Le gouvernement mexicain veut empêcher une vente à Paris
Ce n’est pas le première fois : une vente aux enchères de pièces archéologiques précolombiennes suscite des protestations véhémentes de la part du gouvernement mexicain. Mardi 9 février, la maison Christie’s a mis en vente à Paris 39 objets provenant des cultures aztèques, mayas et de Teotihuacán. Il s’agit de statuettes, de masques et de différents objets sacrés dont le Mexique réclame la restitution. Comme il l’a déjà fait, sans succès, par le passé.
Le gouvernement mexicain affirme que ces biens culturels relèvent du patrimoine national et conteste la provenance légale de ces objets. En effet, non seulement le Mexique proteste parce qu’il considère que c’est son héritage culturel qui est mis en vente au plus offrant, mais en plus le gouvernement a aussi déposé plainte auprès du parquet fédéral pour trafic de biens historiques.

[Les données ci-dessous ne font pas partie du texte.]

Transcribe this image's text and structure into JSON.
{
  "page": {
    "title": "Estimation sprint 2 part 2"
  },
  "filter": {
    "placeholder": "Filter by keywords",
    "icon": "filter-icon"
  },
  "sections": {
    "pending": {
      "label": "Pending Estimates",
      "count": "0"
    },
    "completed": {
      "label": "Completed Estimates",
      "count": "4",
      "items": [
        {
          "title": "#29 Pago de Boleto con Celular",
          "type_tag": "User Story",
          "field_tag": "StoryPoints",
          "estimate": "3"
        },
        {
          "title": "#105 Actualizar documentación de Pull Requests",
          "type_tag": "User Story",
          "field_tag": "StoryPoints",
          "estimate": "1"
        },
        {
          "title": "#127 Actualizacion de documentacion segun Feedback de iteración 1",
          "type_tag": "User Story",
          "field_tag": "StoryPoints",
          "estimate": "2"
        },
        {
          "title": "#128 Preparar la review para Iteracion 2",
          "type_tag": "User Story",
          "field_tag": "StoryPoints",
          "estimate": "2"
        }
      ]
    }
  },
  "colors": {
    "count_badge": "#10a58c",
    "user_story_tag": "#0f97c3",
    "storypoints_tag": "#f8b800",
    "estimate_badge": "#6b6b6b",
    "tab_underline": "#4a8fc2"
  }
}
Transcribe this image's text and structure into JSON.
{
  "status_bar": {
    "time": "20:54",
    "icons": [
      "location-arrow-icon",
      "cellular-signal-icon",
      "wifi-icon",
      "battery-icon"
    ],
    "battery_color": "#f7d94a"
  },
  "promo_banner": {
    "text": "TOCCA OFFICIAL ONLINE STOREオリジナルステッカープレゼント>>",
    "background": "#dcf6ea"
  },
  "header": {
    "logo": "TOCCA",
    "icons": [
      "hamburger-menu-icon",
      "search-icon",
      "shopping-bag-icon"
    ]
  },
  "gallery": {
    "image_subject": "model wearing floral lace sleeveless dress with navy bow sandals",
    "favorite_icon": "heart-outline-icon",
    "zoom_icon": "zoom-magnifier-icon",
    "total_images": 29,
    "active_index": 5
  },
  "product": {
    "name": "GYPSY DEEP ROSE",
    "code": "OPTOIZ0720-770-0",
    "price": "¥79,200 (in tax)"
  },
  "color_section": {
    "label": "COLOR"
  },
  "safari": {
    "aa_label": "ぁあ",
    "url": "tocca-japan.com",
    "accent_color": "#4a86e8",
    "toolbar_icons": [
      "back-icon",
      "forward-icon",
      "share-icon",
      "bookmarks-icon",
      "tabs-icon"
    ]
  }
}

Un conflit entre le Mexique et la France
Évidemment on est en présence d’un conflit qui se base sur des différences de législation entre le Mexique et la France. L’argument avancé par les maisons de vente, c’est que les autorités mexicaines doivent démontrer la provenance illégale des biens qu’elles réclament. Or, pour le Mexique, la sortie du pays de ces pièces archéologiques est illégale par essence et donc toutes les transactions qui s’ensuivent sont entachées d’illégalité.
Et par-dessus le marché, l’Institut national d’anthropologie et d’histoire, l’autorité en matière d’archéologie au Mexique, accuse Christie’s de mettre en vente des contrefaçons. Certains archéologues mexicains pensent que ça pourrait être une stratégie pour discréditer ce type de ventes. Le but du Mexique, hormis le fait qu’il pourrait y avoir des faux, c’est surtout de récupérer les pièces authentiques pour qu’elles ne soient pas déconnectées des cultures dont elles proviennent et qu’elles puissent être étudiées au Mexique. Ces ventes, comme elles génèrent tout un marché avec des estimations qui s’élèvent à des centaines de milliers d’euros, incitent en réalité aux pillages des sites archéologiques encore à l’heure actuelle. C’est ce que pensent beaucoup d’experts mexicains, qui considèrent que ces enchères ne devraient pas exister.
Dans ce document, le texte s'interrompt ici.